1. Stick to a formula.
Dr. Misra said the most common mnemonic to structure presentations with is known as a “SOAP note,” or Subjective-Objective-Assessment-Plan. For students interested in what that system entails, he provided this document.
Dr. Marzolf said that if a presentation becomes stressful early on, having a structure like SOAP to fall back on can get you back on track.
“If you’re panicked and lost, just go back to the formula,” Dr. Marzolf said. “That’s what makes the best presentation, something that an attending physician can follow. I try to think, ‘if I’m an attending, what do I want to hear? How would I want this presented?’ And that comes with practice.”
Nonetheless, Dr. Misra stressed that the mnemonic you use to organize your thoughts matters less than making sure you are consistently presenting all of the pertinent facts about a patient in a way an attending physician can understand.
2. Err on the side of more information
The most useful skill developed in case presentations is the ability to give a differential diagnosis, Dr. Misra said. While he said most cases can usually be attributed to typical causes, not exploring every possibility might eventually lead you to misdiagnose.
“Our job is not just to teach the student to hone in on what they think is going on, but rather to be able to explore all possibilities, common and uncommon, as a mental exercise, and then determine the best course of action,” Dr. Misra said.
In the midst of listing diagnoses, Dr. Marzolf cautioned students not to overlook basic patient information.
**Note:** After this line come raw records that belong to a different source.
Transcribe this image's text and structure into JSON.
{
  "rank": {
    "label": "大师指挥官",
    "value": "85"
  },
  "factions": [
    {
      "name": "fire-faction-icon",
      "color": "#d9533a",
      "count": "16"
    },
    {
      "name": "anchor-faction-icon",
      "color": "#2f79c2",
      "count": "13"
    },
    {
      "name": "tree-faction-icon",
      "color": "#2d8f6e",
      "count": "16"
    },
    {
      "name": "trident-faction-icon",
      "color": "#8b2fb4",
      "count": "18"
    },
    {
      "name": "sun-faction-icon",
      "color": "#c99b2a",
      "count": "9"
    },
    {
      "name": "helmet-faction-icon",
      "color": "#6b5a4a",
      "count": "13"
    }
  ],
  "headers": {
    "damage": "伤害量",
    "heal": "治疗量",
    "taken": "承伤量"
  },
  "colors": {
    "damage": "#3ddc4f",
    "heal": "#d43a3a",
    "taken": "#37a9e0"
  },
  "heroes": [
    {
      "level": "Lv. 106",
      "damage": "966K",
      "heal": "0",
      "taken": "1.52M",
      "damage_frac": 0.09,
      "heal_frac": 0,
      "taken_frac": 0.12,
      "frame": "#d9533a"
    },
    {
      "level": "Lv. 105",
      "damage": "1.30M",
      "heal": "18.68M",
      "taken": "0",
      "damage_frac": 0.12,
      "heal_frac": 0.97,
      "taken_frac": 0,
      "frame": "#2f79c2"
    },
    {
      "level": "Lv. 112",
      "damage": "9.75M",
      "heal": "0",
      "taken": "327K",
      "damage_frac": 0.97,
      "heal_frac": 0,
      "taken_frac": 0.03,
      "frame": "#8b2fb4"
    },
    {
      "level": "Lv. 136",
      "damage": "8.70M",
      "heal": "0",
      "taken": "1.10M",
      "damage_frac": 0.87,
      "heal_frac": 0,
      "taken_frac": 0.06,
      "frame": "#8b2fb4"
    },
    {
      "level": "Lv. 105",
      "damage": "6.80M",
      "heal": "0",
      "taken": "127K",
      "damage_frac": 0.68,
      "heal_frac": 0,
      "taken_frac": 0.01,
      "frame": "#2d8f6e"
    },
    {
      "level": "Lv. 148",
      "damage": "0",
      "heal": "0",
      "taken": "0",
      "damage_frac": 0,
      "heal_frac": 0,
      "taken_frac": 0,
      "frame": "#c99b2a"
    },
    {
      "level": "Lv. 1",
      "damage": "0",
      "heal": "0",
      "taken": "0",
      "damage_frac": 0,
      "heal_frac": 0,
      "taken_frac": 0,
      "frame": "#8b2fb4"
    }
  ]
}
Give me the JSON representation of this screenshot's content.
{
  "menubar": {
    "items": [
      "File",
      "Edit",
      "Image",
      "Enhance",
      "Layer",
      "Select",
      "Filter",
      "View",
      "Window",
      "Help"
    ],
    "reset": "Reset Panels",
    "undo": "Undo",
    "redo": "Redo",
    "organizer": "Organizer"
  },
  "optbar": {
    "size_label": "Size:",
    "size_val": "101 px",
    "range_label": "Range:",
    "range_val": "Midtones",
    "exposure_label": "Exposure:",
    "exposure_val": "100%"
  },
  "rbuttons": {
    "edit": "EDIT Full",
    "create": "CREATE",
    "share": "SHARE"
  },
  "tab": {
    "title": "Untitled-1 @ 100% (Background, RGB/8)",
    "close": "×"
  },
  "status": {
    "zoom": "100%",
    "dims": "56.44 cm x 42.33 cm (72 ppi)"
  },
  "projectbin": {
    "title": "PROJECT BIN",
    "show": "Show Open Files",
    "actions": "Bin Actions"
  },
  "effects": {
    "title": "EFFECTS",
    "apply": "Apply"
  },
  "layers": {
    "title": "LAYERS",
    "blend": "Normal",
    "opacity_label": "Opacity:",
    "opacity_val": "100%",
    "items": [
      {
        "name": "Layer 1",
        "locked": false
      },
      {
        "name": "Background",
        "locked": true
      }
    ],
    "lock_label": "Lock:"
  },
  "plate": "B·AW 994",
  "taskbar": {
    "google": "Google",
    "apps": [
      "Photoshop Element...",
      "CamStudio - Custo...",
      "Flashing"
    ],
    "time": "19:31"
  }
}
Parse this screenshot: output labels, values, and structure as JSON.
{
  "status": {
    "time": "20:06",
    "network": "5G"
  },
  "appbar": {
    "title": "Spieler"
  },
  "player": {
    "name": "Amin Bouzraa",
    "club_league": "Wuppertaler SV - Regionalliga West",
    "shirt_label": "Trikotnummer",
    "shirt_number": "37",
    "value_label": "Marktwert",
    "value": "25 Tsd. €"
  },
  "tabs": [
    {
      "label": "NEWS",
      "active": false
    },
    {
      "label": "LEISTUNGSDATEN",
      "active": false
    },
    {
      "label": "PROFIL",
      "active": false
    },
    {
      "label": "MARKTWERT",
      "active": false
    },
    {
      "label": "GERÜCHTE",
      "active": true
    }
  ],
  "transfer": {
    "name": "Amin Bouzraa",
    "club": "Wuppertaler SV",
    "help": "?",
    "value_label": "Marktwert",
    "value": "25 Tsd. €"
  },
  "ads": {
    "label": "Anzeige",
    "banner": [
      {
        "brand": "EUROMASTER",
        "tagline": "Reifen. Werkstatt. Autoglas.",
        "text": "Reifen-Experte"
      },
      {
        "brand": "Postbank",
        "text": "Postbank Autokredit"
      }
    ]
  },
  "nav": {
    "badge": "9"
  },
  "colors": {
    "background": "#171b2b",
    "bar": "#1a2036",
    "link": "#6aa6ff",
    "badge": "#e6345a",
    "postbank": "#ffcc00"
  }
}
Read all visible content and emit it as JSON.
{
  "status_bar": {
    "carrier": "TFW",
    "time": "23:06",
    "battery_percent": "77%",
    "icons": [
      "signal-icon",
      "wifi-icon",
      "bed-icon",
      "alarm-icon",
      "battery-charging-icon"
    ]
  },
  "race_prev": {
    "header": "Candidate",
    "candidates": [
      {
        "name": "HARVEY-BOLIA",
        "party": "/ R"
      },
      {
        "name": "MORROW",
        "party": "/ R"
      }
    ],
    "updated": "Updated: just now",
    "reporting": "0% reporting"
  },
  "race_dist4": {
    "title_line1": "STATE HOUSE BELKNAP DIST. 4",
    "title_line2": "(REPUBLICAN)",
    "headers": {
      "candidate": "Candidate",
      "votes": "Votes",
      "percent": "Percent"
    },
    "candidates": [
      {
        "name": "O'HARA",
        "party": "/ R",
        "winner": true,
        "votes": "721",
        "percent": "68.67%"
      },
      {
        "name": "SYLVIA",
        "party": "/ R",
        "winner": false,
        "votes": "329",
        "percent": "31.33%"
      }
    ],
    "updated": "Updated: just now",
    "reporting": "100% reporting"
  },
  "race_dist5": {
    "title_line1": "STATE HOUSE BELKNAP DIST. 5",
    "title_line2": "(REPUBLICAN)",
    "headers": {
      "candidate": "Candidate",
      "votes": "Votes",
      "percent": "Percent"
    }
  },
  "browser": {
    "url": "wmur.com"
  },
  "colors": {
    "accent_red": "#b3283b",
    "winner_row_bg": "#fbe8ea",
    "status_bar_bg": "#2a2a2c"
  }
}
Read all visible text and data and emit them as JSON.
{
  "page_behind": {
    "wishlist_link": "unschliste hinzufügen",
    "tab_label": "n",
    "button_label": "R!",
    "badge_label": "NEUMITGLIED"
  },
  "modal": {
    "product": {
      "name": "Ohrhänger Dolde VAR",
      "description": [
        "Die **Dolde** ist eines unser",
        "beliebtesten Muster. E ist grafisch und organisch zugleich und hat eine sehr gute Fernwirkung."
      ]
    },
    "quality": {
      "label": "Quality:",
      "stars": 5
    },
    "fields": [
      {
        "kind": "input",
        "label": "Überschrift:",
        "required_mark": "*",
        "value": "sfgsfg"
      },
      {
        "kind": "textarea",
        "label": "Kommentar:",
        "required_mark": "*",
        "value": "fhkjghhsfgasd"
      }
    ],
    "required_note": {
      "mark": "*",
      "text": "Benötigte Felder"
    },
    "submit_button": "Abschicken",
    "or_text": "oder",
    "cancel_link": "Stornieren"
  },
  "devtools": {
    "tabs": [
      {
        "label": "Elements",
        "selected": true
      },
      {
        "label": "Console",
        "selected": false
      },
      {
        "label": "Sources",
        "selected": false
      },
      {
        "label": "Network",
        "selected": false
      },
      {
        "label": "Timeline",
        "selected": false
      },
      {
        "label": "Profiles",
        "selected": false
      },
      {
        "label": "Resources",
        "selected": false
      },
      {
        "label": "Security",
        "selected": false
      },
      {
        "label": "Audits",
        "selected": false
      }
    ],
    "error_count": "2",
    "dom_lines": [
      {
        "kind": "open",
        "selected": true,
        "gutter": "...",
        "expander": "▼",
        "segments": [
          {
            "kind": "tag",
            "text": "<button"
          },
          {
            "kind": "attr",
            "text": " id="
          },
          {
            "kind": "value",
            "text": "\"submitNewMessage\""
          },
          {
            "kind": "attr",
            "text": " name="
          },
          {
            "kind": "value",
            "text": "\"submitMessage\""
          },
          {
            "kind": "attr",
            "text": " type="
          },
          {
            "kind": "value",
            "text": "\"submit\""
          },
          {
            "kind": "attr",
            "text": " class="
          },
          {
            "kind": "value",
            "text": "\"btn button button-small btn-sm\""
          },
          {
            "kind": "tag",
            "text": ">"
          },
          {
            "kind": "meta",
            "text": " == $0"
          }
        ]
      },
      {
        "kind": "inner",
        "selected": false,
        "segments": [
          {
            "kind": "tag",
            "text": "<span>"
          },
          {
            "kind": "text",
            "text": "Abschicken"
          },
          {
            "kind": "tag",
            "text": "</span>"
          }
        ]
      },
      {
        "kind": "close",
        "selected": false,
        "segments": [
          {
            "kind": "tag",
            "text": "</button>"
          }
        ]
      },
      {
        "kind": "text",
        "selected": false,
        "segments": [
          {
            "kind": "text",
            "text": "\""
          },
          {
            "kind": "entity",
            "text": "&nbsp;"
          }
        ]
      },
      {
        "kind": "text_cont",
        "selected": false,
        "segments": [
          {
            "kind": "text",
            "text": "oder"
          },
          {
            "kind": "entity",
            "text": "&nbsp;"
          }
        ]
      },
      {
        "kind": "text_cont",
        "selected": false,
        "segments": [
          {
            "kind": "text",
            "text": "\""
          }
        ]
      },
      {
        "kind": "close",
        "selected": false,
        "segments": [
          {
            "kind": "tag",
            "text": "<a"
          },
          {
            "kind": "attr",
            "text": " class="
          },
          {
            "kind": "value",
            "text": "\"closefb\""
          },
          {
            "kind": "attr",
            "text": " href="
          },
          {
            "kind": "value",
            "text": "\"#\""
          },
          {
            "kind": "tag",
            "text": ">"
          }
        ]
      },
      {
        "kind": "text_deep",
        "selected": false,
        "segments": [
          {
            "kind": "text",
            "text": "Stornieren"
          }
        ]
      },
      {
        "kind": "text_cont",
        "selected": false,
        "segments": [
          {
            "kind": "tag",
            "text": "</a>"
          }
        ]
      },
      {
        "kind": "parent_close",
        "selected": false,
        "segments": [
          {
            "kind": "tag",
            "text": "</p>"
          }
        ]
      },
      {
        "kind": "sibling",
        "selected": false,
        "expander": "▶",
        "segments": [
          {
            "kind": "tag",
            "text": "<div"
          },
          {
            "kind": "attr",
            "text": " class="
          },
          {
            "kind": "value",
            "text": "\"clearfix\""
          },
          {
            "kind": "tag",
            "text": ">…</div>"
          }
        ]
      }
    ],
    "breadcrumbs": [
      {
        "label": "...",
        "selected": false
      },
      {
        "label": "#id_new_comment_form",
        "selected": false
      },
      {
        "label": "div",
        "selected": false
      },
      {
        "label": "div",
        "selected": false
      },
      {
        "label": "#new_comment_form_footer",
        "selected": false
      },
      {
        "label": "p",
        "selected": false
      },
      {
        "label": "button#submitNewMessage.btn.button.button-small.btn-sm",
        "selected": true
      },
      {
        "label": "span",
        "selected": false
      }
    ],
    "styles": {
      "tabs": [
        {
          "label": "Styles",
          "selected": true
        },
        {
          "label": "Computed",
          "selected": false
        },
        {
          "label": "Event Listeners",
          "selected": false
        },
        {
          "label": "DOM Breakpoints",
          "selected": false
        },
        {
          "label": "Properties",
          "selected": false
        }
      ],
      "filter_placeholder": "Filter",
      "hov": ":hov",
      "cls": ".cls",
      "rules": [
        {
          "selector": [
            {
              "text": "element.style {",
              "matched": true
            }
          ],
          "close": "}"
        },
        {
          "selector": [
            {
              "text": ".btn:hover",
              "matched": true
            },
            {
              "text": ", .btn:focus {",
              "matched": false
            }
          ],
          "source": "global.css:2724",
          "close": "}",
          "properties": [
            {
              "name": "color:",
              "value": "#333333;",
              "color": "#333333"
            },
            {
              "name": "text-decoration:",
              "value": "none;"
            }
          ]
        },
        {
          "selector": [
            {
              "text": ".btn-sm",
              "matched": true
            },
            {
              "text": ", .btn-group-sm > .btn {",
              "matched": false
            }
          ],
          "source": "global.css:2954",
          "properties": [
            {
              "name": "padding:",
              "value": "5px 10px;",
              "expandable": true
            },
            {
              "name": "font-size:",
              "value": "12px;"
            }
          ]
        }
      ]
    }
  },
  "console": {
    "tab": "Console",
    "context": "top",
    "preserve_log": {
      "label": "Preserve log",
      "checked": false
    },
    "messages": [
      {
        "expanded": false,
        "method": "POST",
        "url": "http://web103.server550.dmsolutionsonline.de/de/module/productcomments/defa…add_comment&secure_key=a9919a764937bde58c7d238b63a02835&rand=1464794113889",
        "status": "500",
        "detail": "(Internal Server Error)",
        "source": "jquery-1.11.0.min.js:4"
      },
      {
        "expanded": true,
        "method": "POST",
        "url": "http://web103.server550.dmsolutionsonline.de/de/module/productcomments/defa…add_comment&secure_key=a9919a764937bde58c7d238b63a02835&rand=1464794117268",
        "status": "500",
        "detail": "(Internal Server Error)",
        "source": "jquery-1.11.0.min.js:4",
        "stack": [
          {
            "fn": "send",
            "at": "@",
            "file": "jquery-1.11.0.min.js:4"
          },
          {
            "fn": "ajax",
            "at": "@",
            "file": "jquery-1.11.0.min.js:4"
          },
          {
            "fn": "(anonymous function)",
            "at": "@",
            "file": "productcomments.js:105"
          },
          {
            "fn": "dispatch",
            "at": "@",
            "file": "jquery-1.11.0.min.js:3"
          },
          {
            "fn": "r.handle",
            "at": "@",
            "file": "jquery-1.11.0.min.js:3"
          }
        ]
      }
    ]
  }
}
“I was always told, vital signs are vital,” she said. “When you get to the objective portion of a SOAP note, it’s essential to list the vitals first. Attendings really want to know the objective values right away. That’s easy to forget sometimes when you’re bogged down in all the details.”
If you found something intriguing about a particular case, there’s a good chance your colleagues and attending physicians will find it intriguing, too, Dr. Smith added. In general, he said, it’s better to err on the side of giving more information when formulating your initial differential diagnosis.
“As you hone your skills, you’ll learn from the questions the attendings ask you what should have been included in the presentation from the get-go,” Dr. Smith said.
3. Practice beforehand, and don’t be afraid to ask for help.
Case presentations may not come easily to students who are less comfortable speaking publicly, Dr. Misra said. To try to overcome performance anxiety, he suggested writing out a script and practicing with someone else beforehand.
Dr. Marzolf said that as a third-year starting clinical rotations, the residents she worked with were willing to listen to her and give her feedback.
“If you ask for help, people want to help you,” she said. “Everybody’s been a third-year before and knows how it feels to be very overwhelmed and need a little direction. There’s always going to be people in the hospital who know more than you. That’s OK, and that’s the stage you’re at.”
Interns and residents are most likely to give you specific feedback about what an attending they’re working with prefers to hear, Dr. Misra said. For instance, they might be able to tell you that an attending physician doesn’t tend to ask about a patient’s immunization history. In that case, he said, they might suggest you say you have the immunization history, and let them make the decision if they want to hear it.
It’s all part of establishing a good rapport with people who can mentor and guide you, Dr. Smith said.
“I would always encourage students to find a resident or physician who they connect with to guide them along this process. Students are always running cases by me and asking how they can make their presentations more engaging. That’s something they should all be trying to do.”